第52回日本小児循環器学会総会・学術集会

講演情報

ポスターセッション

胎児心臓病学4

ポスターセッション(P08)
胎児心臓病学4

2016年7月6日(水) 18:00 〜 19:00 ポスター会場 (天空 ノース)

座長:
竹田津 未生(旭川厚生病院 小児科)

P08-01~P08-05

18:00 〜 19:00

[P08-01] 胎児診断のピットホール~染色体異常や多発奇形など児の予後を予測するものをいかに診断するか~

宗内 淳, 長友 雄作, 渡辺 まみ江, 白水 優光, 城尾 邦隆 (九州病院 小児科)

キーワード:胎児診断、染色体異常、トリソミー

【目的】胎児診断の精度向上は心疾患合併児の予後改善に寄与する。先天性心疾患の救命率向上から、出生前説明は「治療により十分な救命が期待できる」とされる一方で、その背景に染色体異常等がある場合、家族の不安は、心疾患そのものよりもその個体の個性に比重が向けられ、私たち循環器医が行う出生前診断としての説明は陳腐なものとなりかねない。自験例から出生前診断の抱える問題点を考察する。【対象】胎児心疾患疑い93例中、正常・不整脈例を除く72例を対象とした。【結果】中絶4例(Ebstein2例、無脾症PVO1例、TA1例)、子宮内死亡4例(trisomy18合併心疾患2例、Critical AS1例、Ebstein1例)、出生早期死亡4例(PV閉鎖2例、TAPVC合併HLHS1例、DORV突然死1例、肺リンパ管拡張症1例)であった。

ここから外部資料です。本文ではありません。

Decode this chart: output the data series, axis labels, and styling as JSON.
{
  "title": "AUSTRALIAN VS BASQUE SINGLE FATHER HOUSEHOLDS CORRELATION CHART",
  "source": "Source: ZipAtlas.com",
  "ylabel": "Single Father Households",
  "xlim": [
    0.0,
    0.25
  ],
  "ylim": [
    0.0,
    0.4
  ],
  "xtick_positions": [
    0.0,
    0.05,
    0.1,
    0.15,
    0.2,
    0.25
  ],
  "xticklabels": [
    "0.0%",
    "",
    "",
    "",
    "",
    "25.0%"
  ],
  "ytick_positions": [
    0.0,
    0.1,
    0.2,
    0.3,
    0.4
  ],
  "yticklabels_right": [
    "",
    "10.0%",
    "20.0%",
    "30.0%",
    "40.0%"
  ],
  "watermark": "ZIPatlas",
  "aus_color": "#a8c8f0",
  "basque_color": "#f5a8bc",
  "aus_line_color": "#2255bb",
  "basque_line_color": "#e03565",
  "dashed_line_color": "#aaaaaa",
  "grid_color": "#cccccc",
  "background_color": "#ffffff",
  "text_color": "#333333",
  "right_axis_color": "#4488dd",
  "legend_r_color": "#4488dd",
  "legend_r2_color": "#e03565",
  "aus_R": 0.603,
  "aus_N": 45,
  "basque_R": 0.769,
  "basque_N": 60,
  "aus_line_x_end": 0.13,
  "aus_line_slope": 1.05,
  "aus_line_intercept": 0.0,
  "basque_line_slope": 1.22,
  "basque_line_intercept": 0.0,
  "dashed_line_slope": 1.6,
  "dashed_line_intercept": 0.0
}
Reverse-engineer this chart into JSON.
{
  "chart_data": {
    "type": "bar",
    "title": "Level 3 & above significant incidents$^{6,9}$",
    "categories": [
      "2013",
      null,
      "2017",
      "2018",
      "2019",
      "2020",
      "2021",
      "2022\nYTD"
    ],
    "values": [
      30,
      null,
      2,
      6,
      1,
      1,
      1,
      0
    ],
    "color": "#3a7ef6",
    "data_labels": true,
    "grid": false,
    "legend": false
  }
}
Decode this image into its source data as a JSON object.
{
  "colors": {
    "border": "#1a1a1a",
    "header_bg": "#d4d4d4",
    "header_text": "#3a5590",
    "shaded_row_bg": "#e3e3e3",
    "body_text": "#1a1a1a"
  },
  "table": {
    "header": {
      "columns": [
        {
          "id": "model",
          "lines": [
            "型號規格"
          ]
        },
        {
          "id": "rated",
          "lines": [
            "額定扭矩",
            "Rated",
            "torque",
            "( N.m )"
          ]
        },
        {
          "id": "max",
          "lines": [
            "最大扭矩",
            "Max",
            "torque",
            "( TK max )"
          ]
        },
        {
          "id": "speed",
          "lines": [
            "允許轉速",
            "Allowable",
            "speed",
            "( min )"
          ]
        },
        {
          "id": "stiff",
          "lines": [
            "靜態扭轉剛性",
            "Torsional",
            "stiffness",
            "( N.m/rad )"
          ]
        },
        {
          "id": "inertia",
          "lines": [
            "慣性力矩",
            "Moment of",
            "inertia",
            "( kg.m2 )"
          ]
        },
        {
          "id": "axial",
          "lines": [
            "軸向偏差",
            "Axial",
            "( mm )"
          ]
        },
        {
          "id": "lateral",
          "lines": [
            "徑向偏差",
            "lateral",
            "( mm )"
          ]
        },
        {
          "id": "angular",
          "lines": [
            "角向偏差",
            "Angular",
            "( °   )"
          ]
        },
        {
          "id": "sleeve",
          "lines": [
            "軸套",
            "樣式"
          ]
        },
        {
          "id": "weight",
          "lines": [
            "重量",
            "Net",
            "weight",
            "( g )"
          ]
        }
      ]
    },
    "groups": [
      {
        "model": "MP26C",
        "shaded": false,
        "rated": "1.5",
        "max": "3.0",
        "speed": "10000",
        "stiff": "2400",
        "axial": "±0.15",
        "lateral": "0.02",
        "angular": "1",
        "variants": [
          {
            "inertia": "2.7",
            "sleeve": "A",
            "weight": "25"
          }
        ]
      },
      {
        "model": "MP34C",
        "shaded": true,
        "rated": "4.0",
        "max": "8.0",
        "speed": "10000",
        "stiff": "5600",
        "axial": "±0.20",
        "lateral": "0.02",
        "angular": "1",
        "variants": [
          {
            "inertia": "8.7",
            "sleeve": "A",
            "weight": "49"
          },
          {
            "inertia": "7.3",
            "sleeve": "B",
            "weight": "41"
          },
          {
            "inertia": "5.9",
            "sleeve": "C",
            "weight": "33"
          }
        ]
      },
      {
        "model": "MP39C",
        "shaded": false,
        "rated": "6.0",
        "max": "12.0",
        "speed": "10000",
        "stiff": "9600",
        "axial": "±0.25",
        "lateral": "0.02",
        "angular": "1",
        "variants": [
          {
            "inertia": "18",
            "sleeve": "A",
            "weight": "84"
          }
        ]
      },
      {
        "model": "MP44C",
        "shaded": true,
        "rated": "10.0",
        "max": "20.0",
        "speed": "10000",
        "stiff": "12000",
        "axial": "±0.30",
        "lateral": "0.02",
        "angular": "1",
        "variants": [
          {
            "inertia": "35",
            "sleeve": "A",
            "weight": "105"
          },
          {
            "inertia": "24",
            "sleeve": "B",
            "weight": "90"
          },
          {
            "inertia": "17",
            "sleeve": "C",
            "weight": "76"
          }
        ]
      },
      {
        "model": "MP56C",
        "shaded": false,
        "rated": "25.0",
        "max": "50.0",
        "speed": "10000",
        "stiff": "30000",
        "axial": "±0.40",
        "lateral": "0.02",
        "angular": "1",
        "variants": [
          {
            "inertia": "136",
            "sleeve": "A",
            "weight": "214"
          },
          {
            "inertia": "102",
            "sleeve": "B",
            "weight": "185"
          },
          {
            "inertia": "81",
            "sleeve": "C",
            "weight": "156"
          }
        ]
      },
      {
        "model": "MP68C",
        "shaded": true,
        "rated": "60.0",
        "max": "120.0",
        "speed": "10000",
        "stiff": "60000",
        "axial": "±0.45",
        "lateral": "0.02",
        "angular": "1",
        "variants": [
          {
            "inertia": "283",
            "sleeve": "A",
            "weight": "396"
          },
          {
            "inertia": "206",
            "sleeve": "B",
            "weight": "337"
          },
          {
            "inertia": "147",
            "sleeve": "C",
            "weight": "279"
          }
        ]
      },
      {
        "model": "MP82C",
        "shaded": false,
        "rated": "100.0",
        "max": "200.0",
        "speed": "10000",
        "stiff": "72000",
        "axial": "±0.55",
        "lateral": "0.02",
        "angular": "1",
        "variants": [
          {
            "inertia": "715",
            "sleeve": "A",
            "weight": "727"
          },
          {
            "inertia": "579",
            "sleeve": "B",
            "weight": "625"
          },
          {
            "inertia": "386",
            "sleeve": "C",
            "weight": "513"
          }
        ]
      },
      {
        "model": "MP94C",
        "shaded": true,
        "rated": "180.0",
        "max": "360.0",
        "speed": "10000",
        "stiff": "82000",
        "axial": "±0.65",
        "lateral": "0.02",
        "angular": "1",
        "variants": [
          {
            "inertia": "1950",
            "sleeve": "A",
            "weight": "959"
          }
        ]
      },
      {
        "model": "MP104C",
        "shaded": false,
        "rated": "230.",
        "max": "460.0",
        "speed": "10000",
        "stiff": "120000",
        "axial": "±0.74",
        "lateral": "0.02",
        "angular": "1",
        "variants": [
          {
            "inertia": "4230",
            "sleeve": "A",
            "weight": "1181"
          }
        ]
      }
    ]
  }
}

生存59例において、出生前に染色体異常の可能性を指摘されたものは7例(全てtrisomy18)で、1例を除き生後診断trisomy18であった。生後にtrisomy18診断例はなかった。その合併心疾患はVSD2例、DORV1例、MS+DORV1例、VSD+IAA1例、VSD+COA1例(待機)であった。一方、trisomy21は出生前診断例はなく、生後初めて診断されたtrisomy21は5例であり、合併心疾患はTR2例、PA1例、VSD1例、AVSD1例であった。Trisomy18は指重なり・肢位・IUGRから推定に至るが、trisomy21は積極的にNT所見等を観察しないと診断されにくかった。染色体不均衡転座1例(DORV)は出生前診断があったが、左半身低形成例(TOF)1例と胸骨裂合併(TOF+PA)1例はいずれも発達障害があったものの、出生前診断として指摘はなかった。また心臓腫瘍1例では結節性硬化症に関する言及はなかった。COA疑いで紹介された女児例においてTurner症候群であること言及すべきか迷った。【考察】Trisomy18の高率な出生前診断と比べ他の染色体異常等の出生前診断率は低く、生前説明は心疾患にとどまった。心疾患の系統的診断から症候群を類推することが必要である。